Strategy for Skip-Bo or Spite and Malice

It has often been said that "When I win it is a game of skill. When I lose, it is a game of luck." Skip-Bo or Spite and Malice does require strategy, skill, and finesse to consistently win. However, there is enough of an element of luck that occasionally the novice or ingenue will win against a long-time expert. This keeps Skip-Bo an exciting game to play, but also makes a study of the game a worthwhile endeavor. (Before reading this page you should be familiar with the rules of Skip-Bo or Spite and Malice.)

Managing Discard Piles

Skip-Bo Cards on a Table

Employing strategies in skip-Bo is a matter of first learning a few basic tactics. To begin, the discard piles can become a random mess if discarding is not carefully managed. Piles should be built first with the higher cards in the hand. Generally, it is best to make discard piles all the same number card if possible. Inevitably, the cards available for discard make this problematic. The next best thing to do is to stack them in runs in descending order, with the highest cards on the bottom. (Runs are not as good as all of the same kind because the building pile only needs to be equal to the top card on the discard pile to make all the other cards in the discard pile inaccessible.)

The discard piles are a way for a player to prepare an arsenal to help get to cards in the stock pile. Without the cards in the discard pile it is impossible to make the long runs necessary to reach some unusually distant cards in the stack. It would then seem to be an advantage to have very large discard piles. But generally, large discard stacks become cluttered and frustrating, making it tough to use cards needed for efficient play.

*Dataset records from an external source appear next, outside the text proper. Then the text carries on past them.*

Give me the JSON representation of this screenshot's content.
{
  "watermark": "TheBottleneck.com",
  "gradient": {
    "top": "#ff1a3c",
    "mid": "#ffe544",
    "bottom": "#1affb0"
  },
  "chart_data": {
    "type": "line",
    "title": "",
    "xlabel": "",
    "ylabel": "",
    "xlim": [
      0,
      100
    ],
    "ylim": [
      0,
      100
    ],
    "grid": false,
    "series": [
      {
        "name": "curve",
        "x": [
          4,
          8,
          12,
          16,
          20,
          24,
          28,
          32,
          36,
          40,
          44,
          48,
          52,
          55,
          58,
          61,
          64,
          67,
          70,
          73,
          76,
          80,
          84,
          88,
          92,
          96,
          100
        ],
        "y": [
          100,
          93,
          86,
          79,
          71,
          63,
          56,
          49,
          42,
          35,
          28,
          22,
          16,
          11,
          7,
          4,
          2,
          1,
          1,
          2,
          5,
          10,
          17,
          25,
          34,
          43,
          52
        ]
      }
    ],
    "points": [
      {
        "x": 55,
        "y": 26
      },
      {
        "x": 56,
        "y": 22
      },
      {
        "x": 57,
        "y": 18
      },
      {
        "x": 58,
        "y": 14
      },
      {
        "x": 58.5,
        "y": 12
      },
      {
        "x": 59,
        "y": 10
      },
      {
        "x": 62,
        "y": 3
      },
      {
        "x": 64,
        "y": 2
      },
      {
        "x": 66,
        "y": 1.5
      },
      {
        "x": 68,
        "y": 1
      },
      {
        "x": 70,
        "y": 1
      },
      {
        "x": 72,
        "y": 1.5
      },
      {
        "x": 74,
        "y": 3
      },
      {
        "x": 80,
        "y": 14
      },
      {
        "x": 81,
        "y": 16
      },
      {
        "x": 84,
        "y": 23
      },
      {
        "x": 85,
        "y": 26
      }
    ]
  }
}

When choosing the card for the discard pile, it is well to remember that you will be revealing to your opponent something about your position. But this goes both ways. Watch the opponent's discard piles to help determine your own play.

Playing from the Hand

In the course of play, if there is a choice between playing from the hand or playing from the discard stack, unless it is necessary to reach a deeper card on the discard pile, it is almost always preferable to play a card from the hand. This has the effect of emptying the hand. Which, on the next turn will be replenished, bringing more new cards into the hand and increasing the chances that the cards needed to get to the turned up card in the stock pile will be available.

One of the reasons this game was originally called "Spite and Malice" was because a player could not only choose to advance his own hand, but also block his opponent's ability to play from his or her stock pile. This is accomplished by adding cards to the building pile nearest in number to an opponent's top stock pile card and placing that same number card on the stack, so that particular stack will be eleven sequenced cards away from the opponent's stock pile card.

When saving cards in the hand it is often best to save the cards in a sequence that approaches the current top stock pile card. In this way it may be possible to run out the hand to get five more cards, and it also hides from the opponent what cards you need to get to the stock pile card.

Wild Cards

When to use Skip-Bo (wild) cards: It is best to only use wild cards when they will actually allow a player to use a stock pile card or there is an absolute need to block an opponent's play. Because they are so flexible, wild cards are a valuable tool. If a player can empty his hand to get five new cards and get within one card of playing a stock pile card, it may also be worth playing a wild card. Spend them wisely!

Styles of Play in Skip-Bo

Generally, a Skip-Bo player will take on one of two styles of play. In the first, the strategy is to get as many cards to flow through the hand as possible. This means playing up the building piles even when this will not lead directly to playing a stock pile card. The advantage of this strategy is that it ensures the building piles increase more rapidly toward the stock pile card. It also usually makes it easier for an opponent to play her own stock pile cards. This strategy has the further disadvantage that opponents will often be able to push the building piles past the player's stock pile card and prevent its being played.

The second strategy involves hording cards and only playing them when a stock pile card can be played or an opponent can be blocked. Of the two strategies, this one is often more successful. However, it can lead to stagnant play, and because fewer cards flow through the hand, there are also fewer opportunities.

The best Skip-Bo players balance these two styles. Good strategy dictates that cards be played from the hand when the building a pile does not accrue to an opponent's advantage (for example: when there are other building stacks available with the same card on top as is to be played). This increases opportunity and helps decrease clutter in the discard stacks.

Ultimately, card play reveals and reflects personality. Choosing a flamboyant strategy in Skip-Bo can be fun. Nevertheless, if your object is winning, try playing conservatively in the early going and taking risks only when your stock pile is looking far deeper than the opponent's pile. Toward the end of the game, the player who is behind has far less to lose by attempting to make opportunities. Play to the situation.